The same can be said about Dada, which expanded the rights of immigrants who overstay their visas. We aren’t in favor of that, but Dada’s extensions are minor and procedural, allowing aliens to withdraw from “voluntary departure” agreements and appeal their removal from the country. (They could already appeal if they did not agree to “voluntary departure.”) Roughly speaking, this is like allowing a defendant to withdraw a guilty plea. It’s a bad idea—aliens who overstay their visits already receive lenient treatment—but not one of the worst decisions in the history of the country, even by our standards.
Bush Courts Historians
In Rome this month, President Bush told an interviewer that he intends to write a book on his legacy. “It takes a while for history to have its, you know, to be able to have enough time to look back to see why decisions were made and what their consequences were,” he said. Clearly, Dubya the memoirist will need some professional help.

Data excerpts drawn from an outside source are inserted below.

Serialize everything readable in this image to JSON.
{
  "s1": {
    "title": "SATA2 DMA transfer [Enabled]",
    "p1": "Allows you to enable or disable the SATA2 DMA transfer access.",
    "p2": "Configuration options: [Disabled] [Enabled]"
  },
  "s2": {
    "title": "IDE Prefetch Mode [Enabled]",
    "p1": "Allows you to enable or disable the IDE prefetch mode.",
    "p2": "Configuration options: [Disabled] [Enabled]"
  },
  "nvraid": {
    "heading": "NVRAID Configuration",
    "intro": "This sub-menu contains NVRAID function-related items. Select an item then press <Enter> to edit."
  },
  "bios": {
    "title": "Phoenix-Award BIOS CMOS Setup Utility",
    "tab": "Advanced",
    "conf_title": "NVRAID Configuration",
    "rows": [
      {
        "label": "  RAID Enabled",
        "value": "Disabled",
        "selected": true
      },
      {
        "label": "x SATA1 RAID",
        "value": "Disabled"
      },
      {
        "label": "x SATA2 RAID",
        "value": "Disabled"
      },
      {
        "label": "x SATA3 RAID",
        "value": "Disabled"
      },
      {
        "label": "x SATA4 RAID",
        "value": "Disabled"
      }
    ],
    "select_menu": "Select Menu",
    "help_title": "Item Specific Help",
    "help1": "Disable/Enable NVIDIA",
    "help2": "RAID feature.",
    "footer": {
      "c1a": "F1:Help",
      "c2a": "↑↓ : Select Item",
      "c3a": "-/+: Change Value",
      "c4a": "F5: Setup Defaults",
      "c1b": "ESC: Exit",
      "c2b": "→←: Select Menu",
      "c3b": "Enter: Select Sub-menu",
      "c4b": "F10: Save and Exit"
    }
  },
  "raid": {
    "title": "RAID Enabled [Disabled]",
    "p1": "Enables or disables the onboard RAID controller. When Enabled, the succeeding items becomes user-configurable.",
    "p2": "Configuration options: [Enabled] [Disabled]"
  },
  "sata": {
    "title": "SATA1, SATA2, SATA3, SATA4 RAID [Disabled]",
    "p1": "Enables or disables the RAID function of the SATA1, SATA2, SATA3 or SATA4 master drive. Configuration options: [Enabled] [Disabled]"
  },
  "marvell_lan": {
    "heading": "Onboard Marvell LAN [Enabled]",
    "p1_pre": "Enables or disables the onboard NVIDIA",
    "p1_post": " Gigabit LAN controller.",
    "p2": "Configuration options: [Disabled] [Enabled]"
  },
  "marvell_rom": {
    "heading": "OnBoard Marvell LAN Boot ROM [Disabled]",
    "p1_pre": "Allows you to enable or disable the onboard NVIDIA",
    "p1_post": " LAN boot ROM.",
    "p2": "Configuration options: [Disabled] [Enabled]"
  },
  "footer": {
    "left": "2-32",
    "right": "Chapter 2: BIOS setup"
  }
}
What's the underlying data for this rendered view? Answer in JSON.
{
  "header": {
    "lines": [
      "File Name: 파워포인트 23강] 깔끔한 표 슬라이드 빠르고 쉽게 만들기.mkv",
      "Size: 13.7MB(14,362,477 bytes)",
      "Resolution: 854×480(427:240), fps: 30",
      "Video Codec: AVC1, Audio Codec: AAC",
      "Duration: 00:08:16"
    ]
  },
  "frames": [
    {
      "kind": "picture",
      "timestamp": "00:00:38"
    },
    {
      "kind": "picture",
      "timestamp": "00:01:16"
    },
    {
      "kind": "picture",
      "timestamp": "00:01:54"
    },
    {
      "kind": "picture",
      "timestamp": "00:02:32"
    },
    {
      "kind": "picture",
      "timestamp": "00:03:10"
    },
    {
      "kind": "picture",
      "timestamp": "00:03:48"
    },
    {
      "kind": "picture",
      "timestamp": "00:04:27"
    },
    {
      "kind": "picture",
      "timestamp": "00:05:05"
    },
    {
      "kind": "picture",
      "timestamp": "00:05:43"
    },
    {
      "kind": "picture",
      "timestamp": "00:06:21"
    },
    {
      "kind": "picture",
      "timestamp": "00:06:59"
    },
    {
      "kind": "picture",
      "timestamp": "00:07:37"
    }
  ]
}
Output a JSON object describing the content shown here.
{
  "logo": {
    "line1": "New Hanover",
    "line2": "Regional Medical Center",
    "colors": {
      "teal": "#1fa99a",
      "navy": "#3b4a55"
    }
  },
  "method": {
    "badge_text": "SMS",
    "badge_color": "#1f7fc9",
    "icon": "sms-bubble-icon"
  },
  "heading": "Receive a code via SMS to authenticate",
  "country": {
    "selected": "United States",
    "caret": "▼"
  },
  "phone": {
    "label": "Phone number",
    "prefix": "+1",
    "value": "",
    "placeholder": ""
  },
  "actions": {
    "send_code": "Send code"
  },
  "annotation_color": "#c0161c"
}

Two days later, in London, Bush had dinner with a group of well-known British historians, including Simon Schama, Niall Ferguson, and Andrew Roberts. The event prompted speculation that the president was auditioning ghostwriters. Schama seems an unlikely pick, having recently described Bush’s presidency as “an absolute f—–g catastrophe.” Roberts, however, is far more amenable to the president’s vision of himself. Indeed, he has already cast Bush as the Churchill of his day. In his History of the English Speaking Peoples, Roberts vigorously defended the Iraq War, Guantanamo Bay, and the Freedom Agenda. Last year, Roberts had lunch at the White House with the president, vice president, and other eminent hawks such as Norman Podhoretz and Gertrude Himmelfarb. The historian was given a pair of presidential cufflinks, which he tactfully wore to the London soirée.
Slate editor Jacob Weisberg recently called Roberts “the fawning court historian of the Bush administration.” The description may prove more exact than he realized.